Mówią na przykład: „Przyszedł do niego karachun”, „Poczekaj na karachuna”, „Zapytaj karachuna”, „Złapałem karachuna”.

Z drugiej strony słowo „karachit” może mieć następujące znaczenia - cofać się, czołgać, „skoryachilo” - skręcać, jeździć.

Być może Karachun został tak nazwany właśnie dlatego, że niejako zmuszał dzień do pójścia w przeciwnym kierunku, cofania się, czołgania, czołgania się, poddawania się nocy.

Obraz
Obraz

Stopniowo, w powszechnej świadomości, Karachun zbliżył się do Mroza, który chłodzi ziemię, jakby pogrążając ją w śmiertelnym śnie.

Mróz jest po prostu mistrzem zimowego chłodu.

Frost był przedstawiany jako starzec z długą siwą brodą.

Zimą przechadza się po polach, ulicach i puka: od jego pukania zaczynają się trzaskające mrozy, a rzeki są skute lodem.

Jeśli uderzy w róg chaty, kłoda z pewnością pęknie!

Jego oddech wywołuje gwałtowne przeziębienie.

Mróz i sople lodu to jego łzy, jego zamrożone słowa.

Śnieżne chmury to jego włosy.

Bardzo nie lubi tych, którzy drżą i narzekają na zimno, ale energicznym, pogodnym, zdrowym obdarza siłami cielesnymi i gorącym rumieńcem.

Od listopada do marca Morozko nabiera takiej mocy, że nawet Słońce jest przed nim nieśmiałe!

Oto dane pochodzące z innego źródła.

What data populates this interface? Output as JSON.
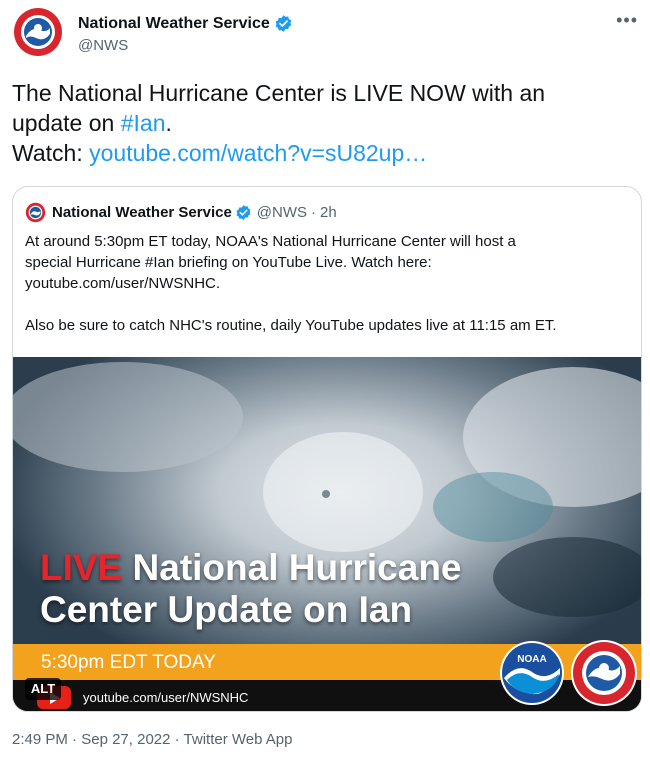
{
  "tweet": {
    "author_name": "National Weather Service",
    "author_handle": "@NWS",
    "text_line1": "The National Hurricane Center is LIVE NOW with an",
    "text_line2_prefix": "update on ",
    "hashtag": "#Ian",
    "text_line2_suffix": ".",
    "watch_label": "Watch: ",
    "watch_link": "youtube.com/watch?v=sU82up…",
    "more_icon": "more-icon"
  },
  "quote": {
    "author_name": "National Weather Service",
    "author_handle": "@NWS",
    "separator": "·",
    "time_ago": "2h",
    "body_lines": [
      "At around 5:30pm ET today, NOAA's National Hurricane Center will host a",
      "special Hurricane #Ian briefing on YouTube Live. Watch here:",
      "youtube.com/user/NWSNHC."
    ],
    "body_para2": "Also be sure to catch NHC's routine, daily YouTube updates live at 11:15 am ET."
  },
  "media": {
    "live_word": "LIVE",
    "title_line1_rest": " National Hurricane",
    "title_line2": "Center Update on Ian",
    "time_text": "5:30pm EDT TODAY",
    "yt_url": "youtube.com/user/NWSNHC",
    "alt_label": "ALT",
    "noaa_text": "NOAA",
    "colors": {
      "live_red": "#e4252b",
      "orange_bar": "#f2a21c",
      "link_blue": "#1d9bf0"
    }
  },
  "footer": {
    "time": "2:49 PM",
    "separator": " · ",
    "date": "Sep 27, 2022",
    "app": "Twitter Web App"
  }
}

Aby to uczcić, pokrywa szyby niesamowitymi wzorami, mrozi taflę jezior i rzek, by można po nich jeździć, mrozi śnieżne zjeżdżalnie i bawi uczciwych ludzi śniegiem, orzeźwiającym mrozem i wesołymi zimowymi uroczystościami.

Marossi (dorsz) - złe duchy podporządkowane Frostowi. Nic dziwnego, że ich imiona są zgodne!

Latem śpią, ale zimą spadają na ziemię wraz z pierwszymi płatkami śniegu.

Marossjanie biegają przez pola, lasy i dmuchają w pięści, chwytając zimnym i ostrym wiatrem lodowaty oddech.

Ich pięty sprawiają, że zamarznięta ziemia i pnie zamarzniętych drzew trzeszczą, dlatego mówi się, że „mróz pęka”.

Na znak szacunku dla Frosta, zimą często wznosili jego „idoli” - wszystkich znanych Bałwanów.